Why don't you switch from smartphone to abacus and dwell in the anti science reality of medieval times?
And that it looses data after merely a few milliseconds if left alone, that to account for that, DDR5 reads and rewrites unused data every 32ms.
You're describing how ancient magnetic core memory works, that's not how modern DRAM (Dynamic RAM) works. DRAM uses a constant pulsing refresh cycle to recharge the micro capacitors of each cell.
And on top of that, SRAM (Static RAM) doesn't even need the refresh circuitry, it just works and holds it's data as long as it remains powered. It only takes 2 discreet transistors, 2 resistors, 2 buttons and 2 LEDs to demonstrate this on a simple breadboard.
I'm taking a wild guess that you've never built any circuits yourself.
I'm taking a wild guess that you completely ignored the subject of the thread to start an electronics engineering pissing contest?
Do you really trust the results of any computing system, no matter how it's designed, when it has pathetic memory integrity compared to ancient technology?
That is not a product. This is research.
And you would have been there shitting on magnetic core memory when it came out. But without that we wouldn't have the more advanced successors we have now.
Nah, core memory is alright in my book, considering the era of technology anyways. I would have been shitting on the William's Tube CRT Memory system..
https://youtube.com/watch?v=SpqayTc_Gcw
Though in all fairness, at the time even that was something of progress.
Doubt.
Core memory loses information on read and DRAM is only good while power is applied.

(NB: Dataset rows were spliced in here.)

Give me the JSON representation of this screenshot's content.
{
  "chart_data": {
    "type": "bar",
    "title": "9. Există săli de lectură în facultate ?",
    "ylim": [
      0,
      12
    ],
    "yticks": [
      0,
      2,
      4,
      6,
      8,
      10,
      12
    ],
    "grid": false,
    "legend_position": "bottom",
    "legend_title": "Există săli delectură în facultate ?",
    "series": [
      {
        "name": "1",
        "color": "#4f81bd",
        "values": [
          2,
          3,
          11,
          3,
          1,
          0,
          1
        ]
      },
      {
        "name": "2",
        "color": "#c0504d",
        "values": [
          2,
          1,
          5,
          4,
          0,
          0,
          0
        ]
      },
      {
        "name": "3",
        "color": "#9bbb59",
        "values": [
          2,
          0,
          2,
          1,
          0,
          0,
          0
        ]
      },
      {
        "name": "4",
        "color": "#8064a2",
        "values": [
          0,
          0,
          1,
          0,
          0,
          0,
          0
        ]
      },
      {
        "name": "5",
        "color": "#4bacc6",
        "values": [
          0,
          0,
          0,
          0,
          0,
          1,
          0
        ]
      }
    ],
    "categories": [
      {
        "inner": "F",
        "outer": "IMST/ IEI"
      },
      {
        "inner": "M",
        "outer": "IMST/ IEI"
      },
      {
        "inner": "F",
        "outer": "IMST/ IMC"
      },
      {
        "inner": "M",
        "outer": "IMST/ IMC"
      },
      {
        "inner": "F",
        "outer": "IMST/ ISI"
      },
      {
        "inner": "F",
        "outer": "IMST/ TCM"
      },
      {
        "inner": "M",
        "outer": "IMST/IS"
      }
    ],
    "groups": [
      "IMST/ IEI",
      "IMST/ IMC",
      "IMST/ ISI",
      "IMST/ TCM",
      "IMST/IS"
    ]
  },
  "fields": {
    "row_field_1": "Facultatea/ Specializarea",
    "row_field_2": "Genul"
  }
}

Your street dime will be readable practically forever and your abacus is stable until someone kicks it over.
You're not the arbiter of what technology is "good enough" to warrant spending money on.

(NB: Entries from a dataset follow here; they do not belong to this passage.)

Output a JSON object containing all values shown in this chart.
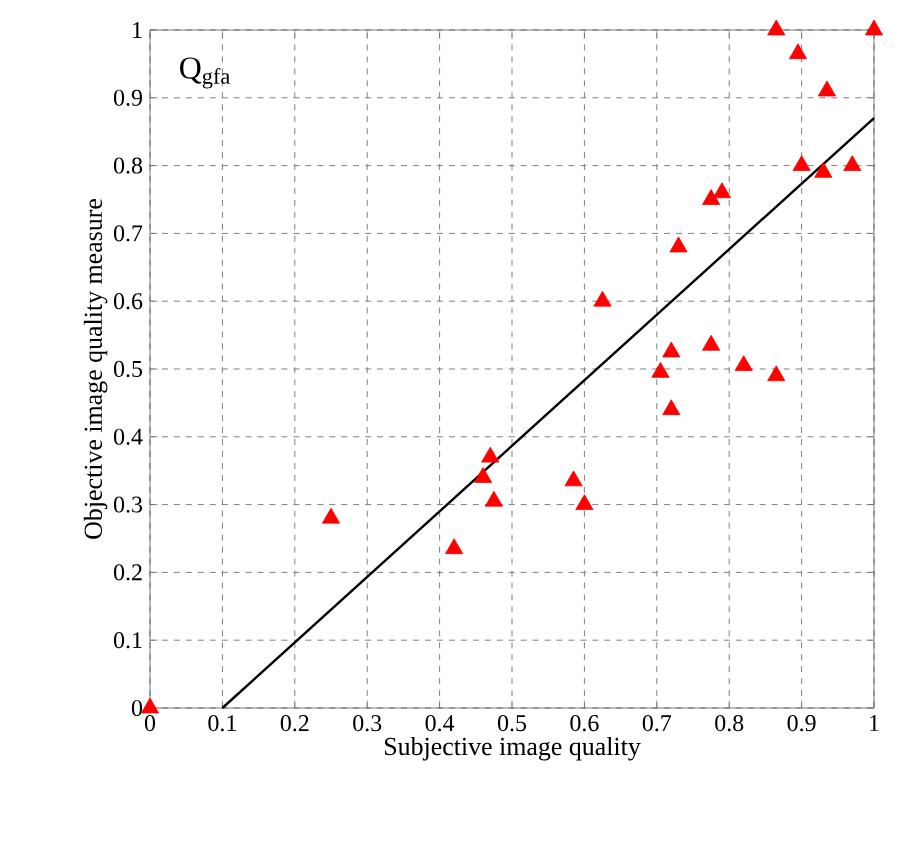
{
  "chart_data": {
    "type": "scatter",
    "xlabel": "Subjective image quality",
    "ylabel": "Objective image quality measure",
    "annotations": [
      "Q$_{gfa}$"
    ],
    "xlim": [
      0,
      1
    ],
    "ylim": [
      0,
      1
    ],
    "xticks": [
      0,
      0.1,
      0.2,
      0.3,
      0.4,
      0.5,
      0.6,
      0.7,
      0.8,
      0.9,
      1
    ],
    "yticks": [
      0,
      0.1,
      0.2,
      0.3,
      0.4,
      0.5,
      0.6,
      0.7,
      0.8,
      0.9,
      1
    ],
    "grid": true,
    "series": [
      {
        "color": "#ff0000",
        "marker": "triangle",
        "x": [
          0,
          0.25,
          0.42,
          0.46,
          0.47,
          0.475,
          0.585,
          0.6,
          0.625,
          0.705,
          0.72,
          0.72,
          0.73,
          0.775,
          0.775,
          0.79,
          0.82,
          0.865,
          0.865,
          0.895,
          0.9,
          0.93,
          0.935,
          0.97,
          1.0
        ],
        "values": [
          0,
          0.28,
          0.235,
          0.34,
          0.37,
          0.305,
          0.335,
          0.3,
          0.6,
          0.495,
          0.525,
          0.44,
          0.68,
          0.535,
          0.75,
          0.76,
          0.505,
          0.49,
          1.0,
          0.965,
          0.8,
          0.79,
          0.91,
          0.8,
          1.0
        ]
      },
      {
        "type": "line",
        "color": "#000000",
        "marker": "none",
        "x": [
          0.1,
          1
        ],
        "values": [
          0,
          0.87
        ]
      }
    ]
  }
}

Core memory is also designed to accomodate for that and almost instantly rewrite the data back to memory. That in itself might be a crude form of 'error' correction, but it still lasts way longer than an hour.
Granted that quantum computers are a different beast of their own, how much digital data does a qbit actually store? And how does that stack up in price per bit comparison?
If they already know quantum computers are more prone to memory errors, why not just use reliable conventional RAM to store the intermediate data and just let the quantum side of things just be the 'CPU', or QPU if you like?
I dunno, it just makes absolutely no sense to me to utilitze any sort of memory technology that even with error correction still manages to lose information faster than a jumping spider's memory?